Fewer than one in six contestants made the cut, with 20 semifinalists selected out of more than 120 applicants.
As they advance in the competition, Rhodes and Wagner have received $50,000 and the chance to compete for another $100,000 in prize money, as well as a $75,000 voucher for research at the Department of Energy's National Renewable Energy Lab. Half the semifinalists — 10 in all — will be chosen to receive this follow-on support.
The couple faces another short timeline to advance their proposal, which is due in May
With Heliene's help, they have graduated from a few small 1-square-foot prototype panels to several full 3½- by 5½-foot panels. The panel manufacturer provided Rhodes and Wagner with the panels in a partially assembled state so that they can incorporate their ideas into the panels and test them in the field — in this case, their backyard.
They also have brought another partner, Tyler Lande, a Cisco Systems and cybersecurity specialist, on board to provide electronic support and collect data on the performance of the larger prototype panels.
Rhodes said Lande, a 22-year-old who works at Altec Industries, will handle testing. Wagner heads up design and she oversees the business and marketing end of the enterprise.
Wagner, 29, earned a bachelor's degree in mathematics with a minor in energy engineering at the University of Minnesota Duluth. He worked first in the aeronautics industry and then moved into software.
Rhodes, a 30-year-old Realtor, also has a background in design and business startups.
While both Rhodes and Wagner hope to see their ideas one day in mass production, they're not necessarily looking to get into the manufacturing business themselves.
"The main goal is to see if this is a viable idea, and if it makes sense we'd be really glad to have it manufactured. Our interest is mostly in the R&D (research and development) part though, because it's fun," Rhodes said.
Wagner said the snow-shedding design they're developing could be of great help sustaining solar power in remote off-the-grid locales, such as weather stations, seismometers and even ocean buoys mounted with electronic monitoring equipment.
Wagner believes the greatest design challenge will likely be figuring out how to properly support a frameless solar panel from below, but he's confident it can be done, especially with the help of advanced adhesives.
Rhodes, who is secretly hoping for a snowy spring, described Duluth as an ideal place to put panels through their paces.
"It seems like we get unusually harsh conditions, which are great for testing," she said.
Even if their work does not result in a major breakthrough, Rhodes said it could be significant in an industry where even small increases in efficiency draw attention.
"In the world of solar right now, the technology is pretty advanced," she said. "So, people get really excited about a 1 or 2% gain in efficiency. If we can accomplish something even that minuscule, it's actually really a big deal. Those kinds of incremental increases are valuable."

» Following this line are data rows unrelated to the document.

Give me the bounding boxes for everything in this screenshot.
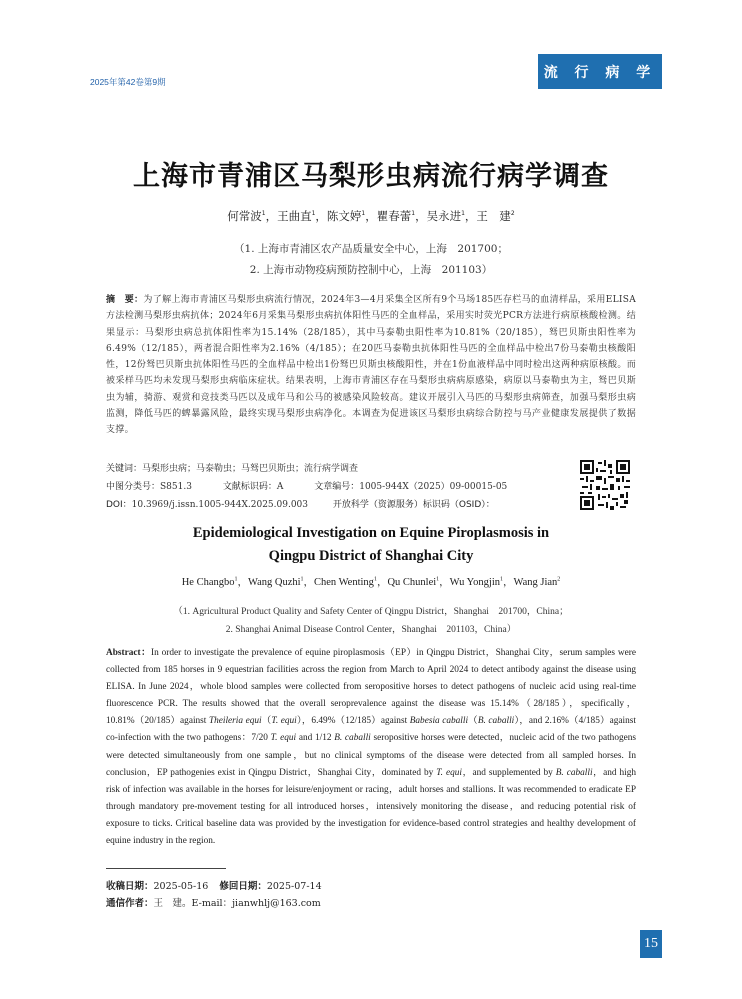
author-cn: 王 建$^2$ [476,209,515,223]
classification-line: 中图分类号：S851.3 文献标识码：A 文章编号：1005-944X（2025）09-00015-05 [106,482,508,492]
doi-line: DOI：10.3969/j.issn.1005-944X.2025.09.003 开放科学（资源服务）标识码（OSID）： [106,500,495,510]
dates-line: 收稿日期：2025-05-16 修回日期：2025-07-14 [106,881,322,892]
abstract-cn-text: 为了解上海市青浦区马梨形虫病流行情况，2024年3—4月采集全区所有9个马场185匹存栏马的血清样品，采用ELISA方法检测马梨形虫病抗体；2024年6月采集马梨形虫病抗体阳性马匹的全血样品，采用实时荧光PCR方法进行病原核酸检测。结果显示：马梨形虫病总抗体阳性率为15.14%（28/185），其中马泰勒虫阳性率为10.81%（20/185），驽巴贝斯虫阳性率为6.49%（12/185），两者混合阳性率为2.16%（4/185）；在20匹马泰勒虫抗体阳性马匹的全血样品中检出7份马泰勒虫核酸阳性，12份驽巴贝斯虫抗体阳性马匹的全血样品中检出1份驽巴贝斯虫核酸阳性，并在1份血液样品中同时检出这两种病原核酸。而被采样马匹均未发现马梨形虫病临床症状。结果表明，上海市青浦区存在马梨形虫病病原感染，病原以马泰勒虫为主，驽巴贝斯虫为辅，骑游、观赏和竞技类马匹以及成年马和公马的被感染风险较高。建议开展引入马匹的马梨形虫病筛查，加强马梨形虫病监测，降低马匹的蜱暴露风险，最终实现马梨形虫病净化。本调查为促进该区马梨形虫病综合防控与马产业健康发展提供了数据支撑。 [106,295,636,436]
keywords-cn: 关键词：马梨形虫病；马泰勒虫；马驽巴贝斯虫；流行病学调查 [106,464,359,474]
affiliation-en-1: （1. Agricultural Product Quality and Safety Center of Qingpu District，Shanghai 201700，China； [173,607,569,617]
title-en-line-1: Epidemiological Investigation on Equine Piroplasmosis in [192,525,550,541]
corresponding-author: 通信作者：王 建。E-mail：jianwhlj@163.com [106,898,321,909]
author-cn: 陈文婷$^1$， [326,209,377,223]
authors-cn [0,208,742,224]
author-cn: 吴永进$^1$， [426,209,477,223]
authors-en [0,574,742,589]
abstract-en-label: Abstract： [106,648,152,658]
author-cn: 何常波$^1$， [227,209,278,223]
author-en: He Changbo$^1$， [181,576,248,588]
author-en: Wang Jian$^2$ [513,576,561,588]
author-en: Qu Chunlei$^1$， [387,576,450,588]
title-en-line-2: Qingpu District of Shanghai City [268,548,474,564]
author-cn: 瞿春蕾$^1$， [376,209,427,223]
author-en: Wu Yongjin$^1$， [449,576,514,588]
osid-qr-code[interactable] [580,460,630,510]
abstract-cn-label: 摘 要： [106,295,144,305]
author-cn: 王曲直$^1$， [277,209,327,223]
column-tag: 流 行 病 学 [538,54,662,89]
affiliation-cn-2: 2. 上海市动物疫病预防控制中心，上海 201103） [249,264,493,276]
abstract-en: Abstract：In order to investigate the prevalence of equine piroplasmosis（EP）in Qingpu District，Shanghai City，serum samples were collected from 185 horses in 9 equestrian facilities across the region from March to April 2024 to detect antibody against the disease using ELISA. In June 2024，whole blood samples were collected from seropositive horses to detect pathogens of nucleic acid using real-time fluorescence PCR. The results showed that the overall seroprevalence against the disease was 15.14%（28/185），specifically，10.81%（20/185）against Theileria equi（T. equi），6.49%（12/185）against Babesia caballi（B. caballi），and 2.16%（4/185）against co-infection with the two pathogens：7/20 T. equi and 1/12 B. caballi seropositive horses were detected，nucleic acid of the two pathogens were detected simultaneously from one sample，but no clinical symptoms of the disease were detected from all sampled horses. In conclusion，EP pathogenies exist in Qingpu District，Shanghai City，dominated by T. equi，and supplemented by B. caballi，and high risk of infection was available in the horses for leisure/enjoyment or racing，adult horses and stallions. It was recommended to eradicate EP through mandatory pre-movement testing for all introduced horses，intensively monitoring the disease，and reducing potential risk of exposure to ticks. Critical baseline data was provided by the investigation for evidence-based control strategies and healthy development of equine industry in the region. [106,648,637,847]
affiliation-cn-1: （1. 上海市青浦区农产品质量安全中心，上海 201700； [234,243,508,255]
author-en: Chen Wenting$^1$， [314,576,388,588]
issue-info: 2025年第42卷第9期 [90,77,166,87]
abstract-cn [106,292,636,439]
title-en [0,522,742,568]
affiliation-en-2: 2. Shanghai Animal Disease Control Center，Shanghai 201103，China） [225,625,517,635]
author-en: Wang Quzhi$^1$， [248,576,315,588]
title-cn: 上海市青浦区马梨形虫病流行病学调查 [133,161,609,192]
footnote-divider [106,868,226,869]
page-number: 15 [640,930,662,958]
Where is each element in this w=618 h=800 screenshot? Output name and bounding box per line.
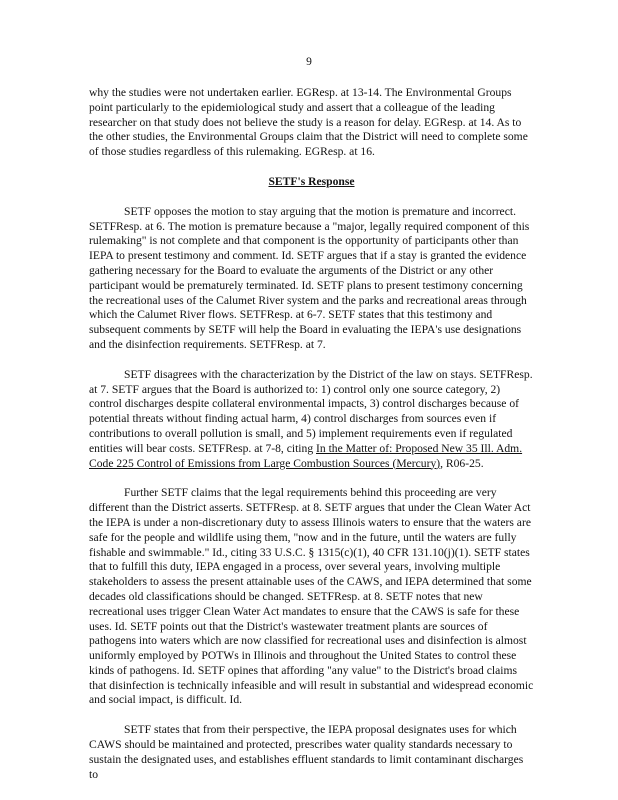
paragraph-legal-requirements: Further SETF claims that the legal requirements behind this proceeding are very different than the District asserts. SETFResp. at 8. SETF argues that under the Clean Water Act the IEPA is under a non-discretionary duty to assess Illinois waters to ensure that the waters are safe for the people and wildlife using them, "now and in the future, until the waters are fully fishable and swimmable." Id., citing 33 U.S.C. § 1315(c)(1), 40 CFR 131.10(j)(1). SETF states that to fulfill this duty, IEPA engaged in a process, over several years, involving multiple stakeholders to assess the present attainable uses of the CAWS, and IEPA determined that some decades old classifications should be changed. SETFResp. at 8. SETF notes that new recreational uses trigger Clean Water Act mandates to ensure that the CAWS is safe for these uses. Id. SETF points out that the District's wastewater treatment plants are sources of pathogens into waters which are now classified for recreational uses and disinfection is almost uniformly employed by POTWs in Illinois and throughout the United States to control these kinds of pathogens. Id. SETF opines that affording "any value" to the District's broad claims that disinfection is technically infeasible and will result in substantial and widespread economic and social impact, is difficult. Id. (89, 486, 534, 707)
page-number: 9 (306, 56, 312, 68)
paragraph-text: SETF disagrees with the characterization by the District of the law on stays. SETFResp. at 7. SETF argues that the Board is authorized to: 1) control only one source category, 2) control discharges despite collateral environmental impacts, 3) control discharges because of potential threats without finding actual harm, 4) control discharges from sources even if contributions to overall pollution is small, and 5) implement requirements even if regulated entities will bear costs. SETFResp. at 7-8, citing (89, 367, 533, 455)
paragraph-setf-opposes: SETF opposes the motion to stay arguing that the motion is premature and incorrect. SETFResp. at 6. The motion is premature because a "major, legally required component of this rulemaking" is not complete and that component is the opportunity of participants other than IEPA to present testimony and comment. Id. SETF argues that if a stay is granted the evidence gathering necessary for the Board to evaluate the arguments of the District or any other participant would be prematurely terminated. Id. SETF plans to present testimony concerning the recreational uses of the Calumet River system and the parks and recreational areas through which the Calumet River flows. SETFResp. at 6-7. SETF states that this testimony and subsequent comments by SETF will help the Board in evaluating the IEPA's use designations and the disinfection requirements. SETFResp. at 7. (89, 204, 530, 351)
case-citation: In the Matter of: Proposed New 35 Ill. Adm. Code 225 Control of Emissions from Large Combustion Sources (Mercury) (89, 441, 523, 470)
paragraph-text: , R06-25. (440, 456, 484, 470)
section-heading: SETF's Response (268, 174, 355, 188)
document-body (89, 86, 534, 782)
intro-paragraph: why the studies were not undertaken earlier. EGResp. at 13-14. The Environmental Groups point particularly to the epidemiological study and assert that a colleague of the leading researcher on that study does not believe the study is a reason for delay. EGResp. at 14. As to the other studies, the Environmental Groups claim that the District will need to complete some of those studies regardless of this rulemaking. EGResp. at 16. (89, 86, 528, 159)
paragraph-setf-perspective: SETF states that from their perspective, the IEPA proposal designates uses for which CAWS should be maintained and protected, prescribes water quality standards necessary to sustain the designated uses, and establishes effluent standards to limit contaminant discharges to (89, 723, 524, 781)
paragraph-setf-disagrees (89, 368, 534, 472)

Wagner has been fascinated by solar energy since his youth. He still recalls a toy kit car powered by solar cell that he received at age 12. Intrigued, he turned to eBay to purchase more solar cells to power additional creations and unwittingly stumbled into owning a number of early devices developed during the height of the space race. His acquisitions include an early solar cell hand-built for Bell Laboratories and another one designed for the International Space Station.
Many of these items are now viewable through a catalog of Wagner's collection available at solarmuseum.org.
Rhodes' and Wagner's shared scientific curiosity has drawn them in numerous directions. In addition to the solar contest, they also are currently finalists in a NASA competition to see how much lettuce can be grown in a 20-inch cube minus gravity. The pair's design can support 30 heads of loose-leaf lettuce at a time.
Sure, there's a $500 prize for the winner, but Wagner says that what he really wants is to take home a NASA mug.
This story originally misrepresented where Kurt Wagner met the Arizona State University graduate students. They met at Bent Paddle in Duluth. It was updated at 8:26 p.m. The News Tribune regrets the error.